In Maxwell's time the electron was unknown and the mechanism of conduction was even more mysterious than it is now. It was precisely for this reason that he attached so much importance to the phenomena to which I have drawn your attention. He says in this connexion:
It appears to me that while we derive great advantage from the recognition of the many analogies between the electric current and a current of a material fluid, we must carefully avoid making any assumption not warranted by experimental evidence, and that there is, as yet, no experimental evidence to shew whether the electric current is really a current of a material substance, or a double current, or whether its velocity is great or small as measured in feet per second.
A knowledge of these things would amount to at least the beginning of a complete dynamical theory of electricity, in which we should regard electrical action, not, as in this treatise, as a phenomenon due to an unknown cause, subject only to the general laws of dynamics, but as the result of known motions of known portions of matter, in which not only the total effects and final results, but the whole intermediate mechanism and details of the motion, are taken as the object of study.

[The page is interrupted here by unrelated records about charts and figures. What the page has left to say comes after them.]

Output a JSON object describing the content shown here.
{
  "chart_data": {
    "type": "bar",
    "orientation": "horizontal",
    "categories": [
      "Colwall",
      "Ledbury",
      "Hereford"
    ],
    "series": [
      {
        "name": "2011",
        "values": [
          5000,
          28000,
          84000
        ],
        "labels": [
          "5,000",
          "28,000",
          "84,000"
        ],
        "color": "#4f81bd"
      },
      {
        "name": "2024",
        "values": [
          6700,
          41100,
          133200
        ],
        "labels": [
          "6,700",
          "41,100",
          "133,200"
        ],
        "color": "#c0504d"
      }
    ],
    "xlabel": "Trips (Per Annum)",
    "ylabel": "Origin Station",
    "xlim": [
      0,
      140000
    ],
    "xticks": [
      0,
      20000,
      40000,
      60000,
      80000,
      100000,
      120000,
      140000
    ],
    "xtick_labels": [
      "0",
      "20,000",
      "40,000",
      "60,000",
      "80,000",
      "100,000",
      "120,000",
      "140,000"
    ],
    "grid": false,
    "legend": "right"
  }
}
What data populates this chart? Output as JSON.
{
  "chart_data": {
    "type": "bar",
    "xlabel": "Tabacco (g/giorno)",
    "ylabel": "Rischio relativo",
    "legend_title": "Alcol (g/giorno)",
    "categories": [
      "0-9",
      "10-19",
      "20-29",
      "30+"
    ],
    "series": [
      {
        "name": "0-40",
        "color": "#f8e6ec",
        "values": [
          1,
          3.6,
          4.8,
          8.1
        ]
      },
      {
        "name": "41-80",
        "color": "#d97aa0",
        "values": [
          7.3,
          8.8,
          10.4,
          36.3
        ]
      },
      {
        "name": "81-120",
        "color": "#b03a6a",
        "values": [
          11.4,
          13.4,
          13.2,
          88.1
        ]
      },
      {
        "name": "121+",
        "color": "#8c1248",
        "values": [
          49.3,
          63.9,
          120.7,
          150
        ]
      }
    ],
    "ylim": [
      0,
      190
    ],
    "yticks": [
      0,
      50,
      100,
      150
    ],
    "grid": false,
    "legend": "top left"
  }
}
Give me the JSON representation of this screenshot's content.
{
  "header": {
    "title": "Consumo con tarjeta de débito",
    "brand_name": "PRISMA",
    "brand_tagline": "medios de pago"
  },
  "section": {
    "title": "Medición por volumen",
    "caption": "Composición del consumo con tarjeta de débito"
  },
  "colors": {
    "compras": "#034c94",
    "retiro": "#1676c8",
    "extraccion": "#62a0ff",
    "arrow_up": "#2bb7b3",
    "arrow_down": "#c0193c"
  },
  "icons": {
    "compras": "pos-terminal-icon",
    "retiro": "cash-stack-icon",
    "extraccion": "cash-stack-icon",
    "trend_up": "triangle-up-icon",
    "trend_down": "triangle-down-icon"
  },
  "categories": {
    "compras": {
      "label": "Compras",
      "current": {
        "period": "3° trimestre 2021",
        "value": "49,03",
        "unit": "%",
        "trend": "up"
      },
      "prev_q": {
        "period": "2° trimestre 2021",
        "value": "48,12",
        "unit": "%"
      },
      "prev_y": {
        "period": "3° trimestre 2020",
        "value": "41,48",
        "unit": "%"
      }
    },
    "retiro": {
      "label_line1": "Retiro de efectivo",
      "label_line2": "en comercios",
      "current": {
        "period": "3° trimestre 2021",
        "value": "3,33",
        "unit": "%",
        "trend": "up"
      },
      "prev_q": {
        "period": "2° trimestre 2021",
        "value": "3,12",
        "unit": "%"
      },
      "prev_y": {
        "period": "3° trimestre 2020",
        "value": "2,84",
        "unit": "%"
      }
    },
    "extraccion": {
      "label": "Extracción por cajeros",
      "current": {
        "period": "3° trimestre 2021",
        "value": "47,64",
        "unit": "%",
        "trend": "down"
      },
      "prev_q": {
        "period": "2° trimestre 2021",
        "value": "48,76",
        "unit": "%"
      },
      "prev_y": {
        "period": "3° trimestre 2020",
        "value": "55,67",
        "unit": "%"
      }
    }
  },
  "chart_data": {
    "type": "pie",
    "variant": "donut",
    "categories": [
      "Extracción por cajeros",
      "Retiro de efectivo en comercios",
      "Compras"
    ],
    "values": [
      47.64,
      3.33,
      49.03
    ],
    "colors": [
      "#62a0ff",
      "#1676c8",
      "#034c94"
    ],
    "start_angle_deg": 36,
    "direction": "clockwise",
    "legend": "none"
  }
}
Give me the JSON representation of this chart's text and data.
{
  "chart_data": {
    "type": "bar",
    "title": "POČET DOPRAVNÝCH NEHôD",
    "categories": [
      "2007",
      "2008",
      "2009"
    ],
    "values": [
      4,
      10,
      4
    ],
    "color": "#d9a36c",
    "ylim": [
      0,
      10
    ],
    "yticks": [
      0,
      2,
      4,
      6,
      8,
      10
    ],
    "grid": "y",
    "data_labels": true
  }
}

Maxwell did not always express himself so cautiously: at other times he did not shrink from imagining an elaborate mechanical model. All physicists know its principal features. The magnetic energy is considered as a true vis viva, the magnetic field being the seat of invisible motions, rotations of small particles about the lines of force. The system of these particles may be compared to a wheelwork, and Maxwell has to explain how it can be that all the wheels in an element of volume are rotating in the same direction. This shows that the motion is not transmitted directly from one wheel to the next. So Maxwell is led to assume that between these wheels of the magnetic field and in contact with them, there are smaller ones which transmit the motion in the manner of friction wheels.
What I called wheels might in reality be spheres capable of turning about axes in any direction and, as Maxwell showed, a system of this kind is amenable to mathematical analysis. In his image the friction wheels represent what we call electricity; in a conductor we must conceive them to be freely movable, whereas the centres of the larger wheels or balls have fixed positions. It is easily seen how a motion of translation imparted to the friction wheels can give rise to rotations of the larger balls; this is how a current produces a magnetic field. Other phenomena can be explained on the same lines; it is sufficient for this that Maxwell's equations can be deduced by means of the model.